Graphic Nature said:


> where is a good place on south lake to rent snowmobiles?


Lake Tahoe Adventures



Snowboard Skateboard Wall Mounted Indoor Rack


----------



## sunpark570 (Jan 12, 2011)

*Ride around Alpine Meadows*

Going to be there before a business trip in Silicon Val on March 12, 13, and half-day 14 - found dirt cheap bed ($25/night) at Tinker's Lodge hostel in Truckee, and now have to pick my spot. 

Have read about Alpine Meadows and was thinking that would be it... but... I'm a total East Coast snowboarder, very interested in getting the woods I can get, breaking tracks, sidecountry, any adrenaline rushes I can hit that are utterly not-found on the East Coast. And it sounds like Squaw is the real 'snapshot of Tahoe' I might want to get.

I'm tempted to do Squaw too, because the vertical is about 1000 ft higher than Alpine Meadows, but it sounds like the powder's better at Alpine, plus, frankly, I hate crowds and those inexperienced skiers that can just dart in front of you accidentally. 

Since I'll be there on a Sat. and Sun., I'm hoping to get to wherever there will be less dumb crowding.

Also - Sugar Bowl will possibly be my Monday place to ride since I have to return the rental car that afternoon. Thoughts on this? 

Please - anyone - best runs? Awesome hits to try on my board? Unmissable trails ? Anyone want to ride with me on Sat. or Sun?

I'll be alone basically, so I can't do deep woods but love glades, and will take any advice, and especially if you feel the need to steer me towards/away from my mountain choices...


----------



## stevetim (Dec 26, 2007)

Good to hear you had a good time.

Just got back today from South Lake.

Cabo Wabo was cool. Good mix of people, drinks, and music. $2 Coronas got me drunk reaaal cheap. The main dance floor is a little tight once it hits midnight, but fun as hell.

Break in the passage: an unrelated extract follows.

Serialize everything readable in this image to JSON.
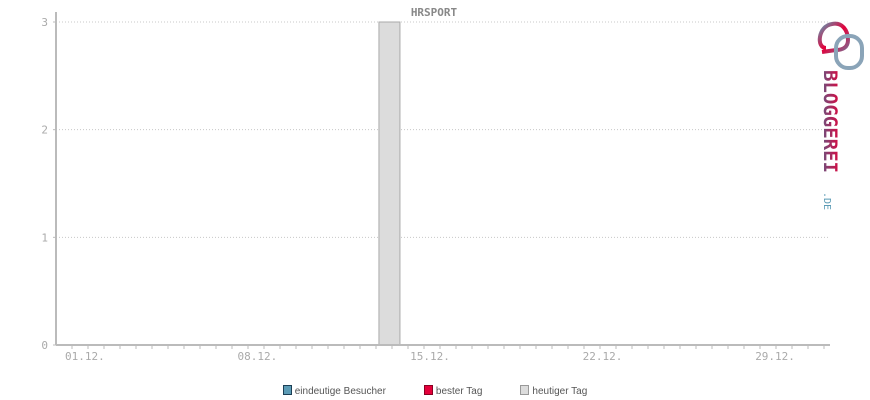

And yes. McP's is the sheeeit. Love getting the garlic bread with marinara to start, then the McPhilly cheesesteak. The live bands playing are a good little plus.

As far as mountains? Heavenly is a little touristy on Saturdays. $90 for a lift ticket and 20 minute line waits on a Saturday is a real downer. Kirkwood was such a great mountain without lines and I think we'll focus riding there next trip.


----------



## Graphic Nature (Jan 2, 2010)

stevetim said:


> Good to hear you had a good time.
> 
> Just got back today from South Lake.
> 
> ...


I also just came back from Tahoe...we went the weekend of Feb 25th. We stumbled across Cabo Wabo last year for locals night...good cheap fun!!

McP's is a fun kick back place with great live music and good giveaways.


----------



## Kauila (Jan 7, 2011)

@sunpark:
Alpine
Homewood
Sugar Bowl, especially if you ride park. You'll have the Switching Yard to yourself on a Monday.


----------



## neednsnow (Nov 30, 2007)

@Sun,

Good On-ya for pulling a few solo days!!! I'd say stick with just one. At Alpine, you'll probably need two days to really experience the mountain, but that's just my two cents.


----------



## element (Feb 7, 2011)

Heavenly's Tamarack lodge at the end of the day (i think 3:30pm - 5:30pm) is pretty friggin awesome too - they crank up some awesome music - awesome DJ - just awesome. 
Going inside to have some drinks, snowboard vids on in the background - and people dancing it up near the DJ area - certainly an awesome experience. (Not to mention - 50% off for season pass holders = nice) =)


----------



## treedodger (Dec 7, 2012)

My friend has a place in tahoe, we've been going there since we were kids. Its always been fun, but got so much funner once we were of age to go drinking! great night life there.


----------



## surfinsnow (Feb 4, 2010)

We have a family friend who practically gives us her house in Tahoe City for two weeks every year. Five minutes from Homewood, and maybe 15-20 to Alpine/Squaw, and easy access up to Sugar Bowl. If 89 to South Lake gets closed because of snow, you at least usually have the option of going 28 to 50. But we don't usually bother with South Lake. We stay for two weeks in the peace and tranquility of Tahoe City, with lots of big mountains right at your doorstep. When we want to go to Kirkwood, we'll either stay at the Lakeside Inn for a night (very boarder friendly, and cheap, with a good casino, cheap 24-hour food, etc), or if the weather is good just make it a day trip.

I grew up in a touristy beach town in Florida, and South Lake reminds me of that. Lots of nasty neon and tourist shops, super busy. If you're into the party scene as much as the riding, then it's a good place, but North Lake has much easier access to more mountains. It's just boring as hell after dark. You have to make your own fun...bring good friends!


----------